Recent blind tests [2,3] organised by the CCDC have highlighted the growing capabilities of crystal structure prediction (CSP) for increasingly complex systems, but what is often considered a success in a blind test does not always provide sufficient information to complement experimental solid-form screening efforts in an effective way. In addition to these concerns, ensuring that CSP can be used in the early stages of product development requires that the crystal energy landscape can be mapped quickly and efficiently [4]. Despite the requirement for efficient methods, the use of computationally expensive periodic density functional theory (DFT) calculations has become a staple for many practitioners of CSP. Although this typically achieves greater accuracy, the computational cost may often be prohibitively large for the study of systems of industrial relevance in the early stages of product development.

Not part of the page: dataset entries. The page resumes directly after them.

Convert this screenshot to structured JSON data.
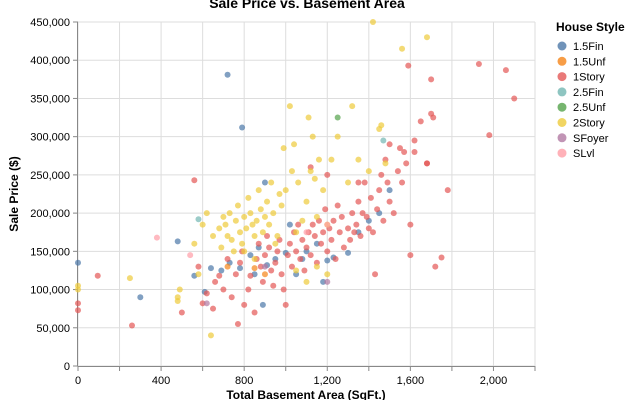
{
  "chart_data": {
    "type": "scatter",
    "title": "Sale Price vs. Basement Area",
    "xlabel": "Total Basement Area (SqFt.)",
    "ylabel": "Sale Price ($)",
    "xlim": [
      0,
      2200
    ],
    "ylim": [
      0,
      450000
    ],
    "x_ticks": [
      0,
      400,
      800,
      1200,
      1600,
      2000
    ],
    "x_tick_labels": [
      "0",
      "400",
      "800",
      "1,200",
      "1,600",
      "2,000"
    ],
    "y_ticks": [
      0,
      50000,
      100000,
      150000,
      200000,
      250000,
      300000,
      350000,
      400000,
      450000
    ],
    "y_tick_labels": [
      "0",
      "50,000",
      "100,000",
      "150,000",
      "200,000",
      "250,000",
      "300,000",
      "350,000",
      "400,000",
      "450,000"
    ],
    "grid": true,
    "legend_title": "House Style",
    "legend_position": "right",
    "series": [
      {
        "name": "1.5Fin",
        "color": "#4c78a8",
        "points": [
          [
            0,
            135000
          ],
          [
            300,
            90000
          ],
          [
            480,
            163000
          ],
          [
            560,
            118000
          ],
          [
            610,
            97000
          ],
          [
            640,
            128000
          ],
          [
            690,
            125000
          ],
          [
            720,
            381000
          ],
          [
            730,
            135000
          ],
          [
            780,
            128000
          ],
          [
            790,
            312000
          ],
          [
            830,
            145000
          ],
          [
            850,
            120000
          ],
          [
            870,
            155000
          ],
          [
            890,
            80000
          ],
          [
            900,
            240000
          ],
          [
            910,
            132000
          ],
          [
            950,
            140000
          ],
          [
            1000,
            148000
          ],
          [
            1020,
            185000
          ],
          [
            1050,
            120000
          ],
          [
            1080,
            140000
          ],
          [
            1100,
            150000
          ],
          [
            1150,
            160000
          ],
          [
            1200,
            138000
          ],
          [
            1230,
            142000
          ],
          [
            1300,
            148000
          ],
          [
            1350,
            175000
          ],
          [
            1400,
            190000
          ],
          [
            1450,
            200000
          ],
          [
            1500,
            230000
          ],
          [
            1180,
            110000
          ]
        ]
      },
      {
        "name": "1.5Unf",
        "color": "#f58518",
        "points": [
          [
            720,
            130000
          ],
          [
            850,
            128000
          ],
          [
            900,
            120000
          ]
        ]
      },
      {
        "name": "1Story",
        "color": "#e45756",
        "points": [
          [
            0,
            82000
          ],
          [
            0,
            73000
          ],
          [
            95,
            118000
          ],
          [
            260,
            53000
          ],
          [
            500,
            70000
          ],
          [
            560,
            243000
          ],
          [
            580,
            130000
          ],
          [
            600,
            82000
          ],
          [
            620,
            95000
          ],
          [
            650,
            75000
          ],
          [
            660,
            110000
          ],
          [
            680,
            118000
          ],
          [
            700,
            100000
          ],
          [
            720,
            140000
          ],
          [
            740,
            90000
          ],
          [
            760,
            120000
          ],
          [
            770,
            55000
          ],
          [
            780,
            135000
          ],
          [
            790,
            150000
          ],
          [
            800,
            80000
          ],
          [
            820,
            100000
          ],
          [
            830,
            118000
          ],
          [
            850,
            70000
          ],
          [
            860,
            140000
          ],
          [
            870,
            160000
          ],
          [
            880,
            130000
          ],
          [
            890,
            110000
          ],
          [
            900,
            145000
          ],
          [
            910,
            170000
          ],
          [
            920,
            155000
          ],
          [
            930,
            125000
          ],
          [
            940,
            105000
          ],
          [
            950,
            135000
          ],
          [
            960,
            150000
          ],
          [
            970,
            165000
          ],
          [
            980,
            120000
          ],
          [
            990,
            100000
          ],
          [
            1000,
            80000
          ],
          [
            1010,
            145000
          ],
          [
            1020,
            160000
          ],
          [
            1030,
            130000
          ],
          [
            1040,
            175000
          ],
          [
            1050,
            150000
          ],
          [
            1060,
            185000
          ],
          [
            1070,
            140000
          ],
          [
            1080,
            165000
          ],
          [
            1090,
            125000
          ],
          [
            1100,
            155000
          ],
          [
            1110,
            175000
          ],
          [
            1120,
            145000
          ],
          [
            1130,
            185000
          ],
          [
            1140,
            170000
          ],
          [
            1150,
            135000
          ],
          [
            1160,
            190000
          ],
          [
            1170,
            160000
          ],
          [
            1180,
            175000
          ],
          [
            1190,
            205000
          ],
          [
            1200,
            150000
          ],
          [
            1210,
            180000
          ],
          [
            1220,
            165000
          ],
          [
            1230,
            190000
          ],
          [
            1240,
            140000
          ],
          [
            1250,
            210000
          ],
          [
            1260,
            175000
          ],
          [
            1270,
            195000
          ],
          [
            1280,
            155000
          ],
          [
            1300,
            180000
          ],
          [
            1310,
            165000
          ],
          [
            1320,
            200000
          ],
          [
            1330,
            175000
          ],
          [
            1340,
            185000
          ],
          [
            1350,
            215000
          ],
          [
            1360,
            170000
          ],
          [
            1370,
            200000
          ],
          [
            1380,
            240000
          ],
          [
            1390,
            195000
          ],
          [
            1400,
            180000
          ],
          [
            1410,
            220000
          ],
          [
            1420,
            175000
          ],
          [
            1430,
            120000
          ],
          [
            1440,
            205000
          ],
          [
            1450,
            230000
          ],
          [
            1460,
            250000
          ],
          [
            1470,
            190000
          ],
          [
            1480,
            270000
          ],
          [
            1490,
            240000
          ],
          [
            1500,
            215000
          ],
          [
            1520,
            200000
          ],
          [
            1540,
            255000
          ],
          [
            1560,
            240000
          ],
          [
            1570,
            280000
          ],
          [
            1580,
            265000
          ],
          [
            1590,
            393000
          ],
          [
            1600,
            185000
          ],
          [
            1620,
            295000
          ],
          [
            1650,
            320000
          ],
          [
            1680,
            265000
          ],
          [
            1700,
            375000
          ],
          [
            1700,
            330000
          ],
          [
            1710,
            325000
          ],
          [
            1720,
            130000
          ],
          [
            1750,
            142000
          ],
          [
            1780,
            230000
          ],
          [
            1930,
            395000
          ],
          [
            1980,
            302000
          ],
          [
            2060,
            387000
          ],
          [
            2100,
            350000
          ],
          [
            1120,
            260000
          ],
          [
            1200,
            250000
          ],
          [
            1350,
            240000
          ],
          [
            1600,
            145000
          ],
          [
            1500,
            290000
          ],
          [
            1550,
            285000
          ],
          [
            1620,
            280000
          ],
          [
            1680,
            265000
          ]
        ]
      },
      {
        "name": "2.5Fin",
        "color": "#72b7b2",
        "points": [
          [
            580,
            192000
          ],
          [
            1470,
            295000
          ]
        ]
      },
      {
        "name": "2.5Unf",
        "color": "#54a24b",
        "points": [
          [
            1250,
            325000
          ]
        ]
      },
      {
        "name": "2Story",
        "color": "#eeca3b",
        "points": [
          [
            0,
            105000
          ],
          [
            0,
            100000
          ],
          [
            250,
            115000
          ],
          [
            480,
            90000
          ],
          [
            480,
            85000
          ],
          [
            490,
            100000
          ],
          [
            560,
            160000
          ],
          [
            580,
            120000
          ],
          [
            600,
            185000
          ],
          [
            620,
            200000
          ],
          [
            640,
            40000
          ],
          [
            650,
            170000
          ],
          [
            680,
            180000
          ],
          [
            690,
            155000
          ],
          [
            700,
            195000
          ],
          [
            710,
            185000
          ],
          [
            720,
            170000
          ],
          [
            730,
            200000
          ],
          [
            740,
            165000
          ],
          [
            750,
            150000
          ],
          [
            760,
            190000
          ],
          [
            770,
            210000
          ],
          [
            780,
            175000
          ],
          [
            790,
            160000
          ],
          [
            800,
            195000
          ],
          [
            810,
            180000
          ],
          [
            820,
            220000
          ],
          [
            830,
            200000
          ],
          [
            840,
            185000
          ],
          [
            850,
            170000
          ],
          [
            860,
            190000
          ],
          [
            870,
            230000
          ],
          [
            880,
            205000
          ],
          [
            890,
            175000
          ],
          [
            900,
            195000
          ],
          [
            910,
            215000
          ],
          [
            920,
            185000
          ],
          [
            930,
            240000
          ],
          [
            940,
            200000
          ],
          [
            950,
            160000
          ],
          [
            960,
            170000
          ],
          [
            970,
            225000
          ],
          [
            980,
            210000
          ],
          [
            990,
            285000
          ],
          [
            1000,
            230000
          ],
          [
            1020,
            340000
          ],
          [
            1030,
            255000
          ],
          [
            1040,
            290000
          ],
          [
            1050,
            175000
          ],
          [
            1060,
            240000
          ],
          [
            1080,
            190000
          ],
          [
            1100,
            215000
          ],
          [
            1110,
            325000
          ],
          [
            1120,
            255000
          ],
          [
            1130,
            300000
          ],
          [
            1140,
            245000
          ],
          [
            1150,
            195000
          ],
          [
            1160,
            270000
          ],
          [
            1180,
            230000
          ],
          [
            1200,
            185000
          ],
          [
            1220,
            270000
          ],
          [
            1250,
            300000
          ],
          [
            1300,
            240000
          ],
          [
            1320,
            340000
          ],
          [
            1350,
            270000
          ],
          [
            1400,
            255000
          ],
          [
            1420,
            450000
          ],
          [
            1450,
            310000
          ],
          [
            1460,
            315000
          ],
          [
            1480,
            265000
          ],
          [
            1560,
            415000
          ],
          [
            1680,
            430000
          ],
          [
            1100,
            110000
          ],
          [
            1150,
            130000
          ],
          [
            1200,
            120000
          ],
          [
            800,
            150000
          ],
          [
            850,
            140000
          ],
          [
            1050,
            125000
          ]
        ]
      },
      {
        "name": "SFoyer",
        "color": "#b279a2",
        "points": [
          [
            620,
            82000
          ],
          [
            900,
            130000
          ],
          [
            1200,
            110000
          ]
        ]
      },
      {
        "name": "SLvl",
        "color": "#ff9da6",
        "points": [
          [
            380,
            168000
          ],
          [
            540,
            145000
          ],
          [
            1100,
            175000
          ],
          [
            1200,
            185000
          ]
        ]
      }
    ]
  }
}
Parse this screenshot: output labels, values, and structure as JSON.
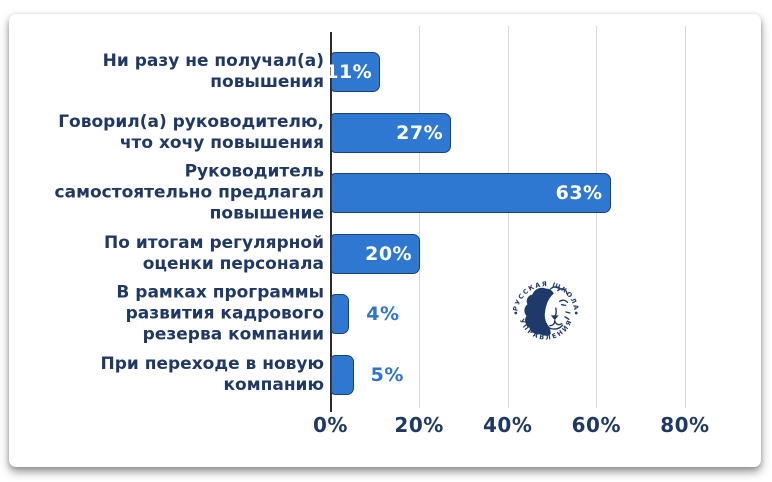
{
  "card": {
    "background": "#ffffff"
  },
  "chart_data": {
    "type": "bar",
    "orientation": "horizontal",
    "title": "",
    "categories": [
      "Ни разу не получал(а) повышения",
      "Говорил(а) руководителю, что хочу повышения",
      "Руководитель самостоятельно предлагал повышение",
      "По итогам регулярной оценки персонала",
      "В рамках программы развития кадрового резерва компании",
      "При переходе в новую компанию"
    ],
    "category_lines": [
      [
        "Ни разу не получал(а)",
        "повышения"
      ],
      [
        "Говорил(а) руководителю,",
        "что хочу повышения"
      ],
      [
        "Руководитель",
        "самостоятельно предлагал",
        "повышение"
      ],
      [
        "По итогам регулярной",
        "оценки персонала"
      ],
      [
        "В рамках программы",
        "развития кадрового",
        "резерва компании"
      ],
      [
        "При переходе в новую",
        "компанию"
      ]
    ],
    "values": [
      11,
      27,
      63,
      20,
      4,
      5
    ],
    "value_labels": [
      "11%",
      "27%",
      "63%",
      "20%",
      "4%",
      "5%"
    ],
    "value_label_inside": [
      true,
      true,
      true,
      true,
      false,
      false
    ],
    "x_ticks": [
      0,
      20,
      40,
      60,
      80
    ],
    "x_tick_labels": [
      "0%",
      "20%",
      "40%",
      "60%",
      "80%"
    ],
    "xlim": [
      0,
      97
    ],
    "grid": true,
    "legend": false,
    "colors": {
      "bar_fill": "#2f78d2",
      "bar_border": "#1c4273",
      "category_text": "#1f3864",
      "tick_text": "#1f3864",
      "value_inside": "#ffffff",
      "value_outside": "#2e74d2",
      "gridline": "#d9d9d9",
      "axis_line": "#2b2b2b"
    }
  },
  "logo": {
    "text_top": "РУССКАЯ ШКОЛА",
    "text_bottom": "УПРАВЛЕНИЯ",
    "separator": "•",
    "color": "#1e3a6a"
  }
}
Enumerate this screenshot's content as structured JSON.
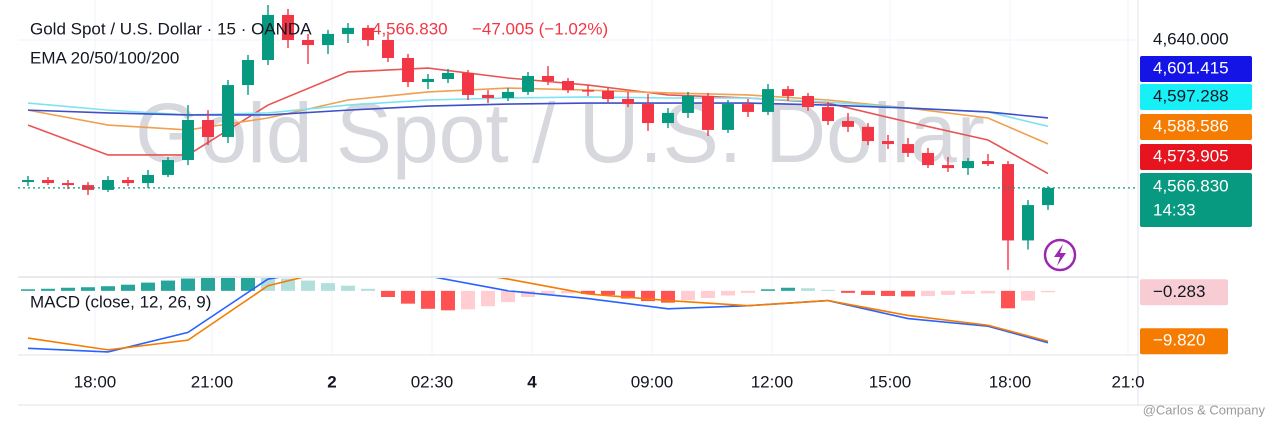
{
  "chart_data": [
    {
      "type": "candlestick",
      "title": "Gold Spot / U.S. Dollar · 15 · OANDA",
      "last_price": "4,566.830",
      "change": "−47.005 (−1.02%)",
      "indicator": "EMA 20/50/100/200",
      "watermark": "Gold Spot / U.S. Dollar",
      "up_color": "#089981",
      "down_color": "#f23645",
      "open": [
        4569.7,
        4570.7,
        4569.2,
        4568.2,
        4565.8,
        4570.7,
        4569.2,
        4573.2,
        4580.6,
        4600.4,
        4592.0,
        4617.7,
        4630.1,
        4652.4,
        4640.0,
        4637.5,
        4643.0,
        4646.0,
        4640.0,
        4631.1,
        4619.2,
        4620.7,
        4623.7,
        4612.8,
        4611.3,
        4614.3,
        4622.2,
        4619.7,
        4615.2,
        4614.8,
        4610.8,
        4608.3,
        4598.9,
        4603.9,
        4612.3,
        4595.5,
        4608.3,
        4604.4,
        4615.7,
        4612.3,
        4606.8,
        4599.9,
        4597.0,
        4590.0,
        4588.5,
        4584.1,
        4578.1,
        4576.6,
        4580.1,
        4578.6,
        4540.8,
        4558.3
      ],
      "high": [
        4572.7,
        4572.2,
        4570.7,
        4569.7,
        4572.7,
        4572.2,
        4575.7,
        4582.1,
        4607.8,
        4605.3,
        4620.2,
        4632.6,
        4657.3,
        4655.4,
        4643.0,
        4645.0,
        4648.4,
        4647.4,
        4643.0,
        4633.1,
        4623.2,
        4625.7,
        4625.2,
        4615.2,
        4616.2,
        4624.2,
        4627.1,
        4621.2,
        4617.7,
        4616.2,
        4614.3,
        4613.3,
        4606.3,
        4614.3,
        4613.8,
        4610.3,
        4610.8,
        4618.2,
        4617.2,
        4613.8,
        4609.3,
        4603.9,
        4598.9,
        4593.0,
        4591.5,
        4586.6,
        4582.1,
        4581.6,
        4583.6,
        4580.1,
        4560.8,
        4567.7
      ],
      "low": [
        4567.7,
        4568.2,
        4566.2,
        4563.3,
        4564.8,
        4567.7,
        4566.7,
        4572.2,
        4578.1,
        4588.0,
        4589.0,
        4612.8,
        4627.6,
        4636.0,
        4628.1,
        4633.1,
        4638.5,
        4637.0,
        4629.1,
        4616.7,
        4615.7,
        4618.7,
        4610.3,
        4608.8,
        4609.8,
        4612.8,
        4617.7,
        4613.8,
        4612.3,
        4609.3,
        4606.8,
        4595.0,
        4596.4,
        4601.4,
        4592.5,
        4594.0,
        4601.9,
        4602.9,
        4609.8,
        4604.9,
        4597.9,
        4594.5,
        4588.0,
        4586.1,
        4582.1,
        4576.6,
        4574.7,
        4573.2,
        4577.6,
        4526.2,
        4536.3,
        4555.9
      ],
      "close": [
        4570.7,
        4569.2,
        4568.2,
        4565.8,
        4570.7,
        4569.2,
        4573.2,
        4580.6,
        4600.4,
        4592.0,
        4617.7,
        4630.1,
        4652.4,
        4640.0,
        4637.5,
        4643.0,
        4646.0,
        4640.0,
        4631.1,
        4619.2,
        4620.7,
        4623.7,
        4612.8,
        4611.3,
        4614.3,
        4622.2,
        4619.7,
        4615.2,
        4614.8,
        4610.8,
        4608.3,
        4598.9,
        4603.9,
        4612.3,
        4595.5,
        4608.3,
        4604.4,
        4615.7,
        4612.3,
        4606.8,
        4599.9,
        4597.0,
        4590.0,
        4588.5,
        4584.1,
        4578.1,
        4576.6,
        4580.1,
        4578.6,
        4540.8,
        4558.3,
        4566.83
      ],
      "series": [
        {
          "color": "#e85454",
          "x": [
            0,
            4,
            8,
            12,
            16,
            20,
            24,
            28,
            32,
            36,
            40,
            44,
            48,
            51
          ],
          "values": [
            4597.9,
            4583.1,
            4583.1,
            4607.8,
            4624.2,
            4626.1,
            4621.2,
            4617.7,
            4612.8,
            4611.3,
            4608.8,
            4599.4,
            4590.5,
            4573.905
          ]
        },
        {
          "color": "#f0a050",
          "x": [
            0,
            4,
            8,
            12,
            16,
            20,
            24,
            28,
            32,
            36,
            40,
            44,
            48,
            51
          ],
          "values": [
            4605.3,
            4597.9,
            4595.5,
            4601.4,
            4610.3,
            4614.3,
            4616.2,
            4615.2,
            4613.8,
            4612.8,
            4610.3,
            4606.3,
            4601.4,
            4588.586
          ]
        },
        {
          "color": "#7de3f0",
          "x": [
            0,
            4,
            8,
            12,
            16,
            20,
            24,
            28,
            32,
            36,
            40,
            44,
            48,
            51
          ],
          "values": [
            4608.8,
            4605.3,
            4602.9,
            4603.9,
            4607.8,
            4610.3,
            4611.3,
            4611.8,
            4611.3,
            4611.3,
            4609.3,
            4606.3,
            4604.4,
            4597.288
          ]
        },
        {
          "color": "#3f4fc8",
          "x": [
            0,
            4,
            8,
            12,
            16,
            20,
            24,
            28,
            32,
            36,
            40,
            44,
            48,
            51
          ],
          "values": [
            4605.3,
            4603.9,
            4602.9,
            4602.9,
            4605.3,
            4607.3,
            4608.3,
            4608.8,
            4608.8,
            4608.8,
            4607.8,
            4606.3,
            4604.4,
            4601.415
          ]
        }
      ],
      "xlim": [
        -0.5,
        55.5
      ],
      "ylim": [
        4522.7,
        4659.8
      ],
      "xticks": [
        {
          "value": 3.35,
          "label": "18:00"
        },
        {
          "value": 9.2,
          "label": "21:00"
        },
        {
          "value": 15.2,
          "label": "2",
          "bold": true
        },
        {
          "value": 20.2,
          "label": "02:30"
        },
        {
          "value": 25.2,
          "label": "4",
          "bold": true
        },
        {
          "value": 31.2,
          "label": "09:00"
        },
        {
          "value": 37.2,
          "label": "12:00"
        },
        {
          "value": 43.1,
          "label": "15:00"
        },
        {
          "value": 49.1,
          "label": "18:00"
        },
        {
          "value": 55.0,
          "label": "21:0"
        }
      ],
      "yticks": [
        {
          "value": 4640,
          "label": "4,640.000"
        }
      ],
      "price_labels": [
        {
          "value": 4601.415,
          "label": "4,601.415",
          "color": "#1414e6",
          "text_color": "#ffffff"
        },
        {
          "value": 4597.288,
          "label": "4,597.288",
          "color": "#18f0f8",
          "text_color": "#131722"
        },
        {
          "value": 4588.586,
          "label": "4,588.586",
          "color": "#f57c00",
          "text_color": "#ffffff"
        },
        {
          "value": 4573.905,
          "label": "4,573.905",
          "color": "#e5141e",
          "text_color": "#ffffff"
        }
      ],
      "current_price": {
        "value": 4566.83,
        "label": "4,566.830",
        "countdown": "14:33",
        "color": "#089981"
      }
    },
    {
      "type": "macd",
      "title": "MACD (close, 12, 26, 9)",
      "histogram": [
        0.3,
        0.4,
        0.6,
        0.7,
        0.9,
        1.2,
        1.6,
        2.0,
        2.4,
        2.6,
        2.8,
        2.9,
        2.8,
        2.4,
        2.0,
        1.5,
        1.0,
        0.4,
        -1.2,
        -2.5,
        -3.5,
        -3.8,
        -3.6,
        -3.0,
        -2.2,
        -1.2,
        -0.6,
        -0.5,
        -0.6,
        -0.8,
        -1.5,
        -2.0,
        -2.3,
        -1.8,
        -1.4,
        -0.9,
        -0.4,
        0.3,
        0.6,
        0.5,
        0.2,
        -0.4,
        -0.8,
        -1.0,
        -1.1,
        -1.0,
        -0.8,
        -0.6,
        -0.5,
        -3.4,
        -1.9,
        -0.283
      ],
      "hist_colors": {
        "pos_rising": "#26a69a",
        "pos_falling": "#b2dfdb",
        "neg_falling": "#ff5252",
        "neg_rising": "#ffcdd2"
      },
      "series": [
        {
          "color": "#2962ff",
          "x": [
            0,
            4,
            8,
            12,
            16,
            20,
            24,
            28,
            32,
            36,
            40,
            44,
            48,
            51
          ],
          "values": [
            -11.2,
            -11.9,
            -8.1,
            2.3,
            4.8,
            2.9,
            0,
            -1.5,
            -3.5,
            -2.9,
            -1.9,
            -5.4,
            -6.9,
            -10.1
          ]
        },
        {
          "color": "#f57c00",
          "x": [
            0,
            4,
            8,
            12,
            16,
            20,
            24,
            28,
            32,
            36,
            40,
            44,
            48,
            51
          ],
          "values": [
            -9.2,
            -11.5,
            -9.6,
            1.0,
            4.8,
            4.8,
            2.3,
            -0.6,
            -1.9,
            -2.9,
            -1.9,
            -4.8,
            -6.7,
            -9.82
          ]
        }
      ],
      "ylim": [
        -12.5,
        2.5
      ],
      "price_labels": [
        {
          "value": -0.283,
          "label": "−0.283",
          "color": "#f8ccd3",
          "text_color": "#131722"
        },
        {
          "value": -9.82,
          "label": "−9.820",
          "color": "#f57c00",
          "text_color": "#ffffff"
        }
      ]
    }
  ],
  "footer": "@Carlos & Company"
}
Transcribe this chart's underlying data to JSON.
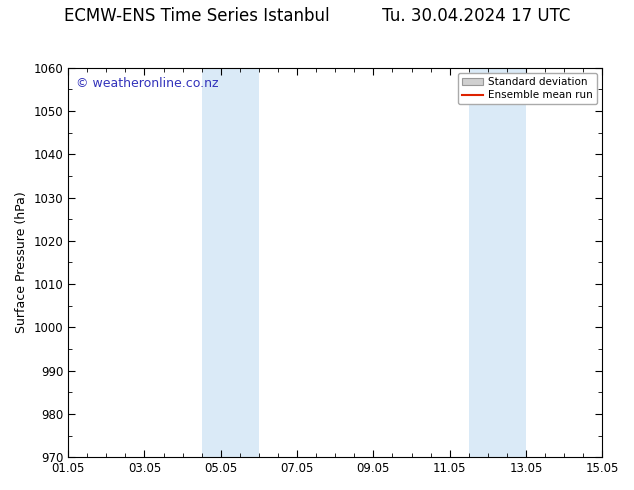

In this talk, we investigate the role of parameter estimation and adaptive force fields in the development of bespoke ab initio potentials. Models developed in this way can approach the accuracy of periodic DFT calculations with a computational cost reduction typically around 6 orders of magnitude. This is partly achieved a) through the rigorous construction of training sets from theoretical calculations and b) by taking cues from successful developments in DFT dispersion corrections [5,6] over recent years to improve the description of intermolecular interactions. Overall, significant improvements in the accuracy of the predictions of the energy and geometry of organic solids can be obtained, over conventional force fields, increasing both the speed and reliability of CSP as applied in industrial applications.

[1] Nyman, Jonas, and Susan M. Reutzel-Edens. "Crystal structure prediction is changing from basic science to applied technology." Faraday discussions 211 (2018): 459-476.

[2] Bardwell, David A., et al. "Towards crystal structure prediction of complex organic compounds–a report on the fifth blind test." Acta Crystallographica Section B: Structural Science67.6 (2011): 535-551.

[3] Reilly, Anthony M., et al. "Report on the sixth blind test of organic crystal structure prediction methods." Acta Crystallographica Section B: Structural Science, Crystal Engineering and Materials 72.4 (2016): 439-459.

[4] Price, Sarah L., and Susan M. Reutzel-Edens. "The potential of computed crystal energy landscapes to aid solid-form development." Drug Discovery Today 21.6 (2016): 912-923.

[5] Grimme, Stefan, et al. "A consistent and accurate ab initio parametrization of density functional dispersion correction (DFT-D) for the 94 elements H-Pu." The Journal of chemical physics 132.15 (2010): 154104.

[6] Tkatchenko, Alexandre, and Matthias Scheffler. "Accurate molecular van der Waals interactions from ground-state electron density and free-atom reference data." Physical review letters 102.7 (2009): 073005.